Um tribunal de Belfast decidiu na quarta-feira que uma nova lei britânica que concede imunidade às pessoas de processos judiciais por crimes cometidos durante o sangrento conflito sectário da Irlanda do Norte – conhecido como os Troubles – seria uma violação dos direitos humanos.
O governo britânico introduziu a legislação, conhecida como Lei do Legado, no ano passado, com o objectivo de “promover a reconciliação” na região, apesar da oposição de todos os partidos políticos locais. A lei suspenderia todos os inquéritos, ações civis e revisões de casos arquivados de casos relacionados com problemas que não foram resolvidos até 1º de maio, e os redirecionaria para uma comissão independente.
Crucialmente, a lei também inclui disposições para amnistia condicional para pessoas suspeitas de crimes cometidos durante as Perturbações, incluindo crimes graves.
A decisão de quarta-feira, do Tribunal Superior de Belfast, foi o resultado de uma revisão judicial realizada depois de vítimas e famílias afetadas pelos problemas terem levado a questão ao tribunal. Juiz Adrian Colton, quem proferiu a decisãodisse acreditar que conceder imunidade de processo ao abrigo da lei violaria a Convenção Europeia dos Direitos Humanos.
Embora a decisão complexa provavelmente não afecte a capacidade da Grã-Bretanha de cumprir partes da lei já a partir de 1 de Maio, os especialistas jurídicos dizem que é um grande golpe para o já frágil governo conservador do país, cujo apoio tem vindo a cair nas sondagens antes de uma eleição que será realizada no próximo ano.
The Troubles, as décadas de conflito sectário entre comunidades católicas e protestantes que envolveram a Irlanda do Norte de 1968 a 1998, deixaram cerca de 3.600 pessoas mortas em bombardeamentos e tiroteios até que o acordo de paz da Sexta-Feira Santa pôs fim à violência.
O conflito ainda lança uma longa sombra sobre a Irlanda do Norte, apesar das últimas décadas de paz, com muitos familiares das vítimas ainda em busca de justiça e muitos perpetradores de violência nunca tendo sido responsabilizados. Mas há muito que existe uma abordagem fragmentada para lidar com os homicídios ilegais, com diferentes vias legais, inquéritos e investigações liderados por diferentes órgãos.

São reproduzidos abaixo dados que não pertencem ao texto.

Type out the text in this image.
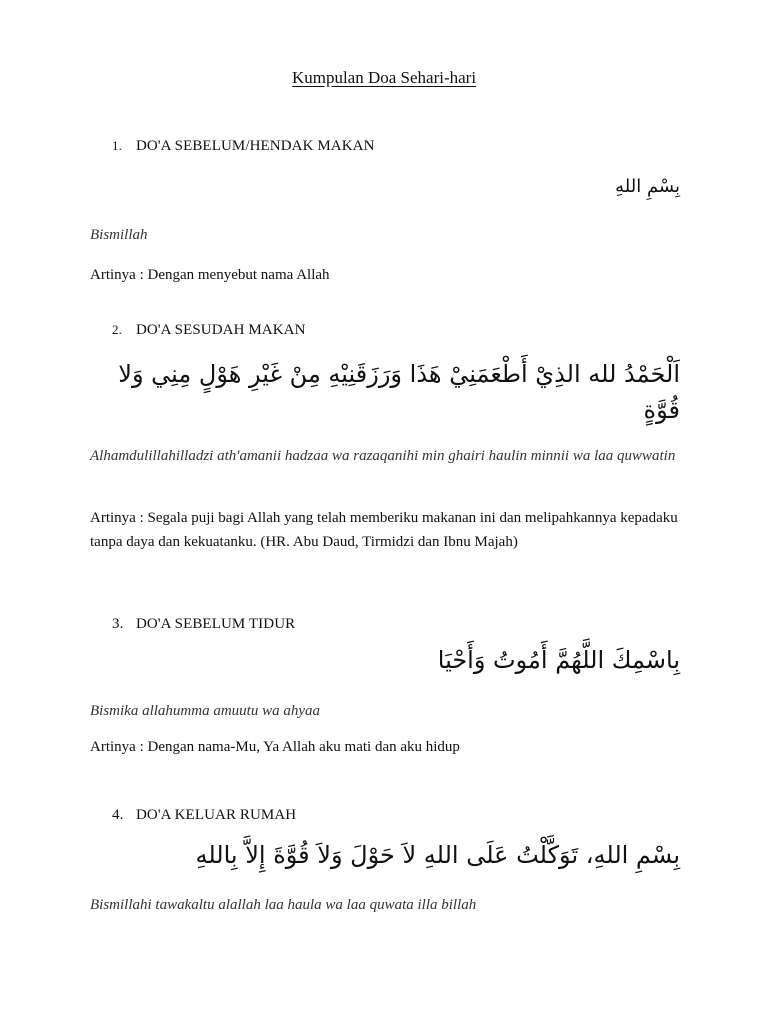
Kumpulan Doa Sehari-hari
1. DO'A SEBELUM/HENDAK MAKAN
بِسْمِ اللهِ
Bismillah
Artinya : Dengan menyebut nama Allah
2. DO'A SESUDAH MAKAN
اَلْحَمْدُ لله الذِيْ أَطْعَمَنِيْ هَذَا وَرَزَقَنِيْهِ مِنْ غَيْرِ هَوْلٍ مِنِي وَلا قُوَّةٍ
Alhamdulillahilladzi ath'amanii hadzaa wa razaqanihi min ghairi haulin minnii wa laa quwwatin
Artinya : Segala puji bagi Allah yang telah memberiku makanan ini dan melipahkannya kepadaku tanpa daya dan kekuatanku. (HR. Abu Daud, Tirmidzi dan Ibnu Majah)
3. DO'A SEBELUM TIDUR
بِاسْمِكَ اللَّهُمَّ أَمُوتُ وَأَحْيَا
Bismika allahumma amuutu wa ahyaa
Artinya : Dengan nama-Mu, Ya Allah aku mati dan aku hidup
4. DO'A KELUAR RUMAH
بِسْمِ اللهِ، تَوَكَّلْتُ عَلَى اللهِ لاَ حَوْلَ وَلاَ قُوَّةَ إِلاَّ بِاللهِ
Bismillahi tawakaltu alallah laa haula wa laa quwata illa billah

A nova legislação alarmou grupos de direitos humanos e foi amplamente criticada pelo público na Irlanda do Norte, que faz parte da Grã-Bretanha, e denunciada pelo governo da vizinha República da Irlanda.

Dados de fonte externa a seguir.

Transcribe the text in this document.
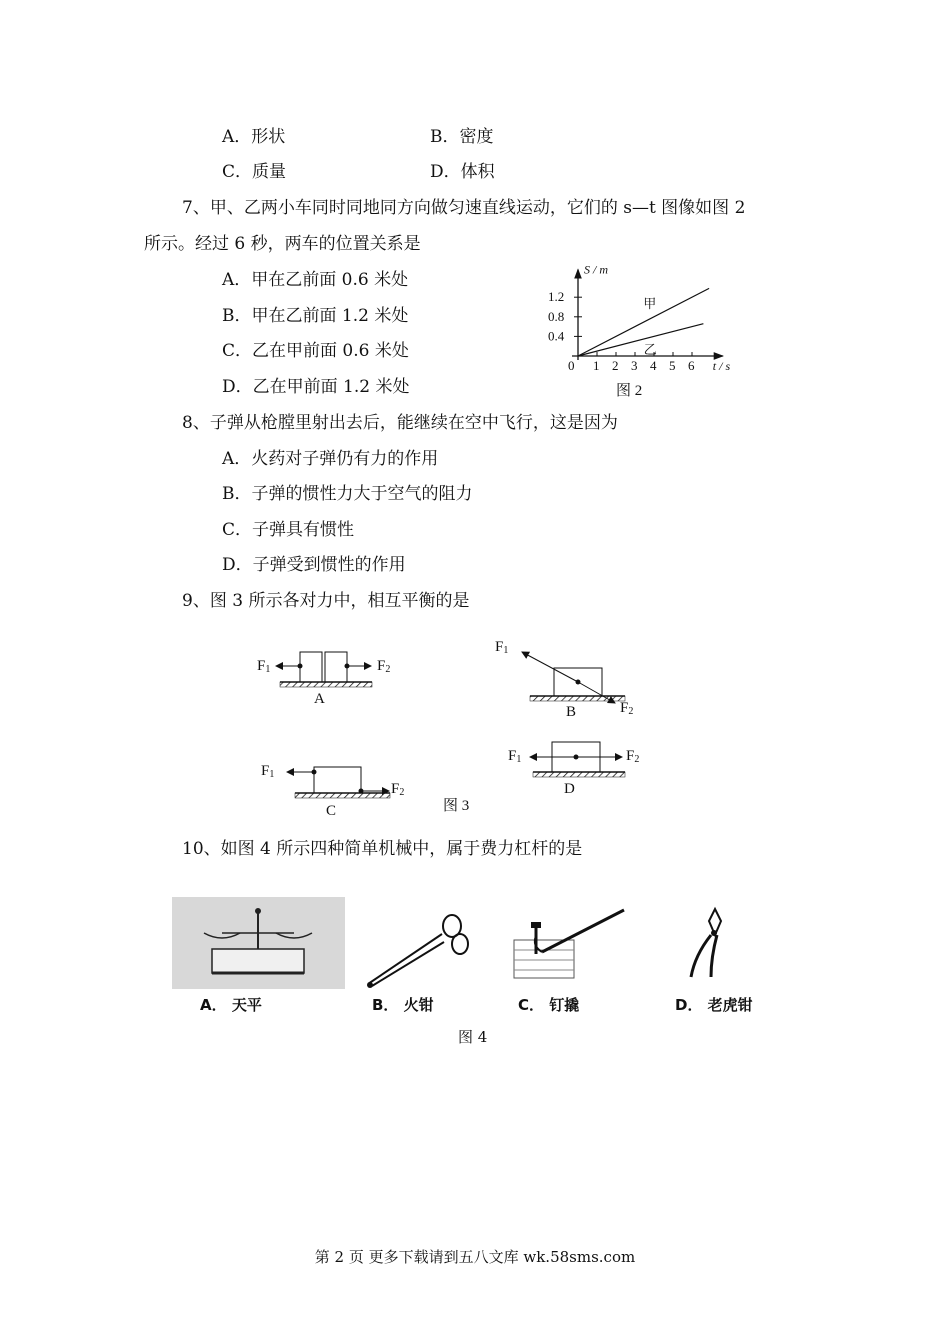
A．形状	B．密度
C．质量	D．体积
7、甲、乙两小车同时同地同方向做匀速直线运动，它们的 s—t 图像如图 2
所示。经过 6 秒，两车的位置关系是
A．甲在乙前面 0.6 米处
B．甲在乙前面 1.2 米处
C．乙在甲前面 0.6 米处
D．乙在甲前面 1.2 米处
S / m
t / s
甲
乙
图 2
0 1 2 3 4 5 6
0.4
0.8
1.2
8、子弹从枪膛里射出去后，能继续在空中飞行，这是因为
A．火药对子弹仍有力的作用
B．子弹的惯性力大于空气的阻力
C．子弹具有惯性
D．子弹受到惯性的作用
9、图 3 所示各对力中，相互平衡的是
F1	F2
A
F1
F2
B
F1
F2
C
F1	F2
D
图 3
10、如图 4 所示四种简单机械中，属于费力杠杆的是
A． 天平	B． 火钳	C． 钉撬	D． 老虎钳
图 4
第 2 页 更多下载请到五八文库 wk.58sms.com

Havia preocupações de que a lei pudesse inviabilizar anos de construção da paz e diplomacia cuidadosamente geridas entre a Grã-Bretanha e a Irlanda, num momento particularmente difícil, em que o Brexit aumentou a tensão na sua relação.
A lei também desencadeou diversas batalhas jurídicas, incluindo a revisão judicial. Em Dezembro, a Irlanda anunciou que iria contestar a Grã-Bretanha sobre o acto no Tribunal Europeu dos Direitos Humanos em Estrasburgo, França. O tribunal é um tribunal do Conselho da Europa, do qual a Irlanda e a Grã-Bretanha são membros.

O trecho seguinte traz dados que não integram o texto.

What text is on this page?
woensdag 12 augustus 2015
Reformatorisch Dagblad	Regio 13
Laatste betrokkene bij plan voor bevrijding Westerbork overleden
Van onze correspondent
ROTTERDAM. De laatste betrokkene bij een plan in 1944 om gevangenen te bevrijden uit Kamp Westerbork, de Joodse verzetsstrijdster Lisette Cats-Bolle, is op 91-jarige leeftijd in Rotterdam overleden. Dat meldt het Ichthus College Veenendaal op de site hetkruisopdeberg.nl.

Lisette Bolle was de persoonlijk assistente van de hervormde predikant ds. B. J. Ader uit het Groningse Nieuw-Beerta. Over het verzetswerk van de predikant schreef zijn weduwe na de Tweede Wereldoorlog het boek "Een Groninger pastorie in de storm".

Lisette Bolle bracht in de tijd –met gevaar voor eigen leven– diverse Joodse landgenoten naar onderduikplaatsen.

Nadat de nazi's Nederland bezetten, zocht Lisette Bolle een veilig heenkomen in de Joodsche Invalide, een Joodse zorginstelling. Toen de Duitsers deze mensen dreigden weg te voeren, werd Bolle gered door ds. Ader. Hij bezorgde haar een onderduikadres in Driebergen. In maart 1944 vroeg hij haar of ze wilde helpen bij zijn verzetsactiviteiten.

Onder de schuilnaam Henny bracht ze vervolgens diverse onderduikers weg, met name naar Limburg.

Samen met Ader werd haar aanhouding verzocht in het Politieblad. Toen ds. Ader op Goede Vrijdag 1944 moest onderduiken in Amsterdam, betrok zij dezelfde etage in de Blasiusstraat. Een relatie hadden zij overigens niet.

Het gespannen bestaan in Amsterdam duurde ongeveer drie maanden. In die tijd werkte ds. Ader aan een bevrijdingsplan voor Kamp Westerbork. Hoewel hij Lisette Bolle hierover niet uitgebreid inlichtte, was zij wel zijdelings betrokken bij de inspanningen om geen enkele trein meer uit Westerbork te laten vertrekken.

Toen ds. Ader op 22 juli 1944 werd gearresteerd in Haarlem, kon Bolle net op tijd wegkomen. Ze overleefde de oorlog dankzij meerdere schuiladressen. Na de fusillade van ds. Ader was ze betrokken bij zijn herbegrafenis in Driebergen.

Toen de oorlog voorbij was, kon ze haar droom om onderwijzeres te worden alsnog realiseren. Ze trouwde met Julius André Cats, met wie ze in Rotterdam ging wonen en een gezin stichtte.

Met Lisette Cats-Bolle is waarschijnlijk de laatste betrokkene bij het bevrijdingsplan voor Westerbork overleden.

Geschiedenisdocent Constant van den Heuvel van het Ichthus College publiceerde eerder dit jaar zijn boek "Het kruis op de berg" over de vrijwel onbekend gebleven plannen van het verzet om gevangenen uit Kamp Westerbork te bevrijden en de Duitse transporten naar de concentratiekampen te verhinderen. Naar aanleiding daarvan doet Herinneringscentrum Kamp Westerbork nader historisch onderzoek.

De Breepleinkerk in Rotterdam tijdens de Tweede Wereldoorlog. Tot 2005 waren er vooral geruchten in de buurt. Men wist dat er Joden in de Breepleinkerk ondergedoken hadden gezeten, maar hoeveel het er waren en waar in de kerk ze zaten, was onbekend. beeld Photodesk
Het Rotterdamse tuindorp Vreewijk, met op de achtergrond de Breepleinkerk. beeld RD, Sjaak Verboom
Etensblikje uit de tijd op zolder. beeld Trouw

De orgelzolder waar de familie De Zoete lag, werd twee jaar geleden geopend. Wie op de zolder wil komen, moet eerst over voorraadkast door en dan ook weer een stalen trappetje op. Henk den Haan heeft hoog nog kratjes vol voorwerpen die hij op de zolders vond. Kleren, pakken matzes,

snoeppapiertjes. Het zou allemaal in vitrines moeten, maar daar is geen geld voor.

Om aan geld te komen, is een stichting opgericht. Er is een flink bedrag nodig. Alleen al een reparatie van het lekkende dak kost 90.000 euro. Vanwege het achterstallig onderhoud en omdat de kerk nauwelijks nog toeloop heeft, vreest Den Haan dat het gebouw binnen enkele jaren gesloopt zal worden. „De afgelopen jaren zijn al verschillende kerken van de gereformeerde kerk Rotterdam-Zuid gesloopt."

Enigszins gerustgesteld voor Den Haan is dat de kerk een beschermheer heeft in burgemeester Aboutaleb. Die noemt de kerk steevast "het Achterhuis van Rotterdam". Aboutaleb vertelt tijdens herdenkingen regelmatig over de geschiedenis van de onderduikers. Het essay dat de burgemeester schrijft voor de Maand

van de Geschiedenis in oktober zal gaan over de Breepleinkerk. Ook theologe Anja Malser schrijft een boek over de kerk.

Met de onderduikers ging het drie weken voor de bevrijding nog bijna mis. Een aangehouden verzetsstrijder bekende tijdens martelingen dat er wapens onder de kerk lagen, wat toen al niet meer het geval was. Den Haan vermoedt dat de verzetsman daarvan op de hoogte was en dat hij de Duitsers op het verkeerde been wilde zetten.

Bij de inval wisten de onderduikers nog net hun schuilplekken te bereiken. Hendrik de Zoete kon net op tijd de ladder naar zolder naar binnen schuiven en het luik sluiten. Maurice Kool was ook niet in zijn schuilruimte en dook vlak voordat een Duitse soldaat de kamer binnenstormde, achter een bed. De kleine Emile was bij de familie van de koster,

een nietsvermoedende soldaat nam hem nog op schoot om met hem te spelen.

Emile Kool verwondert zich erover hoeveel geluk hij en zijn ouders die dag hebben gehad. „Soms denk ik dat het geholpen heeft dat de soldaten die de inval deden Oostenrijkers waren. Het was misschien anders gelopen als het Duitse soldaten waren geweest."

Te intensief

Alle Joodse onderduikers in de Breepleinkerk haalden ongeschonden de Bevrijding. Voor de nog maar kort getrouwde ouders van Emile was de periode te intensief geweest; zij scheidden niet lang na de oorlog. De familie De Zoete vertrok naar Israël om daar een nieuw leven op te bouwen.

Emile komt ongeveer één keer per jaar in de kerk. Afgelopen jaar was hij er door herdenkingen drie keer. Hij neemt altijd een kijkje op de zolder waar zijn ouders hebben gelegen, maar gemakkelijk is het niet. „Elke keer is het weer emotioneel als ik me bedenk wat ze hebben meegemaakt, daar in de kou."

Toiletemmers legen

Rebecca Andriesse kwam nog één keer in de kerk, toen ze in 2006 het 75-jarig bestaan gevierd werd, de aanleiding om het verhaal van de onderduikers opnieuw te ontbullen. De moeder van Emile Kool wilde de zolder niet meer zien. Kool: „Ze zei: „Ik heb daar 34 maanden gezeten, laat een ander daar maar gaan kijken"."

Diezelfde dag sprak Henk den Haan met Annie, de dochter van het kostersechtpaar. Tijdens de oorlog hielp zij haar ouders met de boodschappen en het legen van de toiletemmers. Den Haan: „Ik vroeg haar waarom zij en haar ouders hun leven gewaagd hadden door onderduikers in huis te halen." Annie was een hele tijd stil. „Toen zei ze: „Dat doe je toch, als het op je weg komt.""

O governo britânico deverá apelar da decisão de quarta-feira ao Tribunal de Recurso da Irlanda do Norte e possivelmente ao Supremo Tribunal britânico, disseram advogados envolvidos noutros casos relacionados com a legislação.
Christopher Stanley, advogado da KRW Law, uma das empresas que atua em nome de familiares de vítimas do conflito, congratulou-se com a decisão.
“Politicamente, esta questão está a tornar-se uma questão cada vez mais problemática para o governo britânico num ano eleitoral”, disse Stanley. “Este é um dia ruim para o governo britânico. É um dia de descanso para familiares de vítimas e sobreviventes de conflitos violentos.”
Mas ele também disse que “não foi uma vitória para as famílias, pois o governo britânico irá contestar as conclusões”.
Outros aproveitaram a decisão para instar o governo britânico a repensar a Lei do Legado.
“A decisão desta manhã do Tribunal Superior confirma o que qualquer observador justo sabe, que a legislação legada pelo governo não é compatível com os direitos humanos”, disse Claire Hanna, membro do Parlamento que representa o sul de Belfast. “Coloca as necessidades dos perpetradores à frente das necessidades das vítimas e não é apoiado por nenhuma parte na Irlanda do Norte ou em toda a ilha da Irlanda.”
Mas o governo prometeu levar adiante a lei, disse Christopher Heaton-Harris, secretário de Estado da Irlanda do Norte. “Continuamos comprometidos com a implementação da Lei do Legado”, disse ele.